Orada bizler sadece slogan atıyorduk. Tam bağımsız Türkiye, Mustafa Kemal’in askerleriyiz, yeminler edildi yıkılacak Silivri diye haykırıyorduk. O soğuğa ve kim bilir kaç şiddetinde esen fırtınaya inat dimdik durup İstiklâl Marşımız’ı okuyorduk. Birden üzerimize su sıkılmaya başlandı. Halkı provoke eden, polis özel timine talimatı veren içişleri bakanlığından başkası değildir. O su sıkıldıktan sonra barikatlar yıkıldı ve gaz bömbalı saldırılarla arbede başladı zaten.  Bir ara sesler  öylesine tuhaflaştı ki; “papapapa papapapa” diye geldi. Üzerimize ateş açıldığını sandım! Trajik ve bir o kadar fantastik, gerçek üstüydü yaşanan vahşet. 

Türk Polisi Türk Bayrağı’na su sıkıyor, kendi halkına bombalar yağdırıyordu.  Nevruz’da açılan paçavraya tren muamelesi yapanlar kendi devletinin bayrağına bunları yaparken burunlarının direği hiç mi acımadı merak ediyor insan!.. 

O sırada doğa imdada yetişti ve rüzgâr ters istikamete doğru esti. Ciğerlerimiz nefes alamayacak durumdaydı ama olsun en azından o sis kalkmış ve mahkeme salonunun olduğu yere gitmişti. Gözlerimizi açıp etrafımızı görebildik o andan sonra. Beraber olduğumuz arkadaşlarımızı bulabildik.  Bir yarım saat sonra da haber aldık ki mahkeme gaz yüzünden ertelenmiş.  Aynı anda bir de telefon gelmişti bana. Arayan polislerin gaz bombalarının ve tazyikli suyunun bittiğini, arka tarafta  joplarıyla beklediklerini haber veriyordu. TV.’dan görmüş.

Şunu açık yüreklilikle söyleyebilirim ki, oradaki halk oraya dövüşmeye vuruşmaya, polisle ya da jandarmayla çarpışmaya gitmemişti. Öyle olsa son hamlesini de yapardı çünkü. Sarı basın görmeyi istemese de yüz binin çok üzerinde insan vardı orada! Niyet  polisle çatışmak olsa inanın bu yapılırdı. Tek derdimiz vardı ama tek! O da, o sözde mahkemeyi protesto etmek, bu hukuksuzluğa ve işgâle tepki göstermekti…

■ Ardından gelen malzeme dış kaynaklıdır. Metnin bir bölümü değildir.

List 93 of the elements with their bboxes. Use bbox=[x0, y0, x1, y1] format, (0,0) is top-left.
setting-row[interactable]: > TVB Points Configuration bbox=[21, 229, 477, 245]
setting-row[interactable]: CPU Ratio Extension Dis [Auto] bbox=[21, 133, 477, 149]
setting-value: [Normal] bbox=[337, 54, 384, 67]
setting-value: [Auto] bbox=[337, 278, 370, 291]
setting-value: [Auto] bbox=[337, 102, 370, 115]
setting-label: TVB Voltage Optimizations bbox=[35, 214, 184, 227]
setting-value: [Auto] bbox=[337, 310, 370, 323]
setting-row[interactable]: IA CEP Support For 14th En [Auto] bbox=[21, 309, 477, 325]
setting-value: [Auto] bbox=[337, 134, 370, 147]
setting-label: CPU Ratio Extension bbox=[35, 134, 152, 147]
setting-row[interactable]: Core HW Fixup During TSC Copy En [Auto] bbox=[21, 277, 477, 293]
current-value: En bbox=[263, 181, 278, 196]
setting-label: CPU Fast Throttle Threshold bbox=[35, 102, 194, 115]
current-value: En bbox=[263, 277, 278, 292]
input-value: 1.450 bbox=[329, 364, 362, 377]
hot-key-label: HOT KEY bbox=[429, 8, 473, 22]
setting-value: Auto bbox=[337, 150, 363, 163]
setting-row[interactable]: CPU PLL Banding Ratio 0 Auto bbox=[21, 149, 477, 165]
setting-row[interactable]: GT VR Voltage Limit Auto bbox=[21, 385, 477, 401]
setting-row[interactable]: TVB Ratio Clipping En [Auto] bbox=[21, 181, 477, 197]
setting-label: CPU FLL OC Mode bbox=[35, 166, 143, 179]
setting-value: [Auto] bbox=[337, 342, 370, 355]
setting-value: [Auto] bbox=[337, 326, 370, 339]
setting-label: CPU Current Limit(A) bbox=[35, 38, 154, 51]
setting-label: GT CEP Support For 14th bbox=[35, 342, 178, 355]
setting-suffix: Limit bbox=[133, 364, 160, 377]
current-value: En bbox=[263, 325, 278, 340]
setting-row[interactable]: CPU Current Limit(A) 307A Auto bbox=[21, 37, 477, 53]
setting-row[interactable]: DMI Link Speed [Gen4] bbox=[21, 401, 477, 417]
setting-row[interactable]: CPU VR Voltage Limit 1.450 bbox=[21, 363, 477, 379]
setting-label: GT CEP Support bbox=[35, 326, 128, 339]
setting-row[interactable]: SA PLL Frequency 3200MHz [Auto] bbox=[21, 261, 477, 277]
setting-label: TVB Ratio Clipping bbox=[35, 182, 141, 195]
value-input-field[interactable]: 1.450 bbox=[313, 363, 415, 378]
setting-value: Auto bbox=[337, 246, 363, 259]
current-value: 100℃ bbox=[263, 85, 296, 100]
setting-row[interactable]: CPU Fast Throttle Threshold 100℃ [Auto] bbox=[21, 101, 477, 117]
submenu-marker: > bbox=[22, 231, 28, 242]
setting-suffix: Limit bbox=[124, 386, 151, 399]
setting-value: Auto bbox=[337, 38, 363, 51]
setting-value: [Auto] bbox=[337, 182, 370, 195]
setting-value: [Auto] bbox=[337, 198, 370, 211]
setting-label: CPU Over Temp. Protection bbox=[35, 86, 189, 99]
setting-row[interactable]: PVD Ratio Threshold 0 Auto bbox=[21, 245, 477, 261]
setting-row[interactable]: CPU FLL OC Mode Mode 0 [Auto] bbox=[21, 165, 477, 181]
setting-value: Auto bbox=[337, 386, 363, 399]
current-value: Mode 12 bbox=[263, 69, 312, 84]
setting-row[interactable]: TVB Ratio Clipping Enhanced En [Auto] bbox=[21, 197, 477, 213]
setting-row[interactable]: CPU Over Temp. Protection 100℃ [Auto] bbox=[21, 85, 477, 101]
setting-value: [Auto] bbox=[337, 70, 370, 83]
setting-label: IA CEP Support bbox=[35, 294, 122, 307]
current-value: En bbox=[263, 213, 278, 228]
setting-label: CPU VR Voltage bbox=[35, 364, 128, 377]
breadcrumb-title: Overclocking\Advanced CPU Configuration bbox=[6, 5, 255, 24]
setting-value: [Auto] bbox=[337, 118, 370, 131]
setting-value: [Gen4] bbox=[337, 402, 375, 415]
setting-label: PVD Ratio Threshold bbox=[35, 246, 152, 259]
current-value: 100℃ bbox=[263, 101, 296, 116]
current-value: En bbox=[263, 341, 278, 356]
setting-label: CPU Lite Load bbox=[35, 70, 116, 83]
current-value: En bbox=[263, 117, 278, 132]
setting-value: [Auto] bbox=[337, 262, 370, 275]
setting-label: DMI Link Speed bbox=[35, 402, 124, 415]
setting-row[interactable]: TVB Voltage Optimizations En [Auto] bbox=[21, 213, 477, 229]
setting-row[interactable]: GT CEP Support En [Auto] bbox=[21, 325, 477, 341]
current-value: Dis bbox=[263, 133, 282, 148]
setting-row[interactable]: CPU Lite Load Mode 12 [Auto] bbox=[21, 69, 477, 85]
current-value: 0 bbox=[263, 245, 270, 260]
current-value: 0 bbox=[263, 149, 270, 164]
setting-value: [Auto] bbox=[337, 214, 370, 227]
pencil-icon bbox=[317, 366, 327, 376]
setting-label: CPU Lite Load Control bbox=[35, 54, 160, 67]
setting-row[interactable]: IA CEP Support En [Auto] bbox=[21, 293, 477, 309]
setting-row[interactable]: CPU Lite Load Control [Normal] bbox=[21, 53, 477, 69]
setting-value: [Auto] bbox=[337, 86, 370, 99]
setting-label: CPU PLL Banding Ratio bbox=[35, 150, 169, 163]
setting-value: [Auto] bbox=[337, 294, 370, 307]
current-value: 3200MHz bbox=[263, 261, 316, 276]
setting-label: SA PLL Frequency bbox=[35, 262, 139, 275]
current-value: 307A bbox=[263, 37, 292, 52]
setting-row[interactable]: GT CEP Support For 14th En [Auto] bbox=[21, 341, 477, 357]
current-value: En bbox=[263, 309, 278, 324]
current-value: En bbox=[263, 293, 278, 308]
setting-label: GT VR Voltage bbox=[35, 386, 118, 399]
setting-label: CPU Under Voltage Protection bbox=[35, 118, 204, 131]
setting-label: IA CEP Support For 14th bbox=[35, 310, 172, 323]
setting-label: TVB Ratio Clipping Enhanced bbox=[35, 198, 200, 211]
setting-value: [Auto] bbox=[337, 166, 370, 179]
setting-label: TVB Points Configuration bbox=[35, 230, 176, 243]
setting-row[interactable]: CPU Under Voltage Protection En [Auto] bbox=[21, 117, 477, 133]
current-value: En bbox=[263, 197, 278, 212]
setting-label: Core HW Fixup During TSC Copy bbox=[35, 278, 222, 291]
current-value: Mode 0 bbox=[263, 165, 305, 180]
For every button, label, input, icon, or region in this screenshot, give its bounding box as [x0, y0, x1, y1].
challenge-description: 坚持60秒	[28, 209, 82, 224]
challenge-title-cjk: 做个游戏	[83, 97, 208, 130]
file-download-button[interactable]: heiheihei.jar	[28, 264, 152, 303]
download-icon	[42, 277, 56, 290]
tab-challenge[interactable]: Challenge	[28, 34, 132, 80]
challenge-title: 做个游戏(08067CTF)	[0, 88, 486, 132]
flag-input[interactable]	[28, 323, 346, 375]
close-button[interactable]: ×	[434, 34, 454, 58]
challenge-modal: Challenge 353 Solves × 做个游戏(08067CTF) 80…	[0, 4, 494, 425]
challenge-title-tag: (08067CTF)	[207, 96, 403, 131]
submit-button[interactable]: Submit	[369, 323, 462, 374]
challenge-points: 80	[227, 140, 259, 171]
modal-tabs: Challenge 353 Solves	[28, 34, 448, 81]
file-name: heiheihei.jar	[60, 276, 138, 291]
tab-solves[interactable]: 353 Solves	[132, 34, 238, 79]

Polis oradaki halka hunharca zarar verdi(rildi)!  Ama  halk polise hiçbir zarar vermedi.  Türk Halkı, polis ve asker öldürerek devlet kurma hevesinde olan “başkalarıyla” karıştırılmasın. Çünkü Türk Halkı kendi evlâdının saçının teline zarar vermez. Umarız ki içine düşürüldüğü bu durumu Türk Polisi de bir an önce kavrasın. Ama bir altı yıl da bunun için bekleyemeyiz. Ey polis, vatansız bırakılmaya çalışılıyoruz buna ayıl artık! Ayıl!

Ve ey küresel çete, Türkiye Cumhuriyeti’ni yıkmaya kimsenin gücü yetmeyecek!

Sen de buna ayıl artık!

Vatanını  tüm hatlarıyla ve cesurca savunan  kardeş ülke Suriye’ye selâm olsun!